Enseigné par Daniel R. Cahoy, professeur de droit des affaires, ce cours vise à enseigner les principes fondamentaux de la création de contrats juridiques valides, de la cybersécurité et de la protection des droits à la vie privée, ainsi qu’une compréhension des brevets et des secrets commerciaux soutenant l’innovation dans la fabrication additive. De plus, le cours vise à encourager étudiants à devenir à la fois des experts techniques et des leaders d’opinion émergents dans l’industrie de l’impression 3D.

« La fabrication additive crée de nouveaux dilemmes éthiques avec lesquels les entreprises doivent lutter », a ajouté Simpson. « Par conséquent, nous devons préparer nos étudiants AMD à ces défis, en particulier lorsqu’ils assument des rôles de direction au sein d’entreprises cherchant à exploiter la FA. »
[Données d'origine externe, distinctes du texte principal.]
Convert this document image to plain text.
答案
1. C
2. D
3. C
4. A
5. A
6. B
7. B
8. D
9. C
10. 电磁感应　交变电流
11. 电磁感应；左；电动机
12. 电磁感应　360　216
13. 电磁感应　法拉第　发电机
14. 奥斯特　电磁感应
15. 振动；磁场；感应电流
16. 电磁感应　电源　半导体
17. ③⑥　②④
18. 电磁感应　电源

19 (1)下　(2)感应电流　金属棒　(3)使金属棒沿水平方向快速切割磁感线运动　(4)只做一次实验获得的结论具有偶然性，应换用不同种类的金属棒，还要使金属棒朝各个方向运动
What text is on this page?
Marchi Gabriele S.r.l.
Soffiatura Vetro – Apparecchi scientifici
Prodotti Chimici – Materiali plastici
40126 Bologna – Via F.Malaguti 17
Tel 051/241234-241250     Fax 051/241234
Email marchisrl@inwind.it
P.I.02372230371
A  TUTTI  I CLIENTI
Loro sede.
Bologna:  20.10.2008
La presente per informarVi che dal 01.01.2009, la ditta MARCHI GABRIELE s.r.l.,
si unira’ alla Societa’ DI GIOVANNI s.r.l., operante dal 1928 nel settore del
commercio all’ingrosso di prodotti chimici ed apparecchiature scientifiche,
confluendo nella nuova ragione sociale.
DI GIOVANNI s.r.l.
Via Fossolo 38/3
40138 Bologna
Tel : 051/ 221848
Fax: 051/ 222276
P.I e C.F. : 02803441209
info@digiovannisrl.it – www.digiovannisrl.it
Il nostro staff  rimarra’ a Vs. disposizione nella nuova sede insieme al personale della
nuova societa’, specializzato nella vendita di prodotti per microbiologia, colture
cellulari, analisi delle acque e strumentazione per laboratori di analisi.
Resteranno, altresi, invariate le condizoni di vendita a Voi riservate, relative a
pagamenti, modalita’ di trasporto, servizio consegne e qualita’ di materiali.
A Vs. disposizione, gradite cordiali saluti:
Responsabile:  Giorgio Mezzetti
Pinces imprimées en 3D.  Clip via Kijenzi / Penn State.
Pinces imprimées en 3D. Clip via Kijenzi / Penn State.

Propriété intellectuelle pour les conceptions 3D

La protection de la propriété intellectuelle est particulièrement préoccupante pour l’impression 3D en raison de la nature numérique des conceptions 3D et de la facilité avec laquelle elles sont diffusées. Michel Weinberg, directeur exécutif chez Droit de l’Université de New York – Engelberg Center on Innovation Law and Policy, a précédemment comparé l’affaire Varsity Brands contre Star Athletica à l’état actuel de la protection de la propriété intellectuelle des objets imprimés en 3D. Bien que cette affaire se concentre sur les vêtements, l’affaire met en évidence certains droits de protection du droit d’auteur applicables à l’impression 3D.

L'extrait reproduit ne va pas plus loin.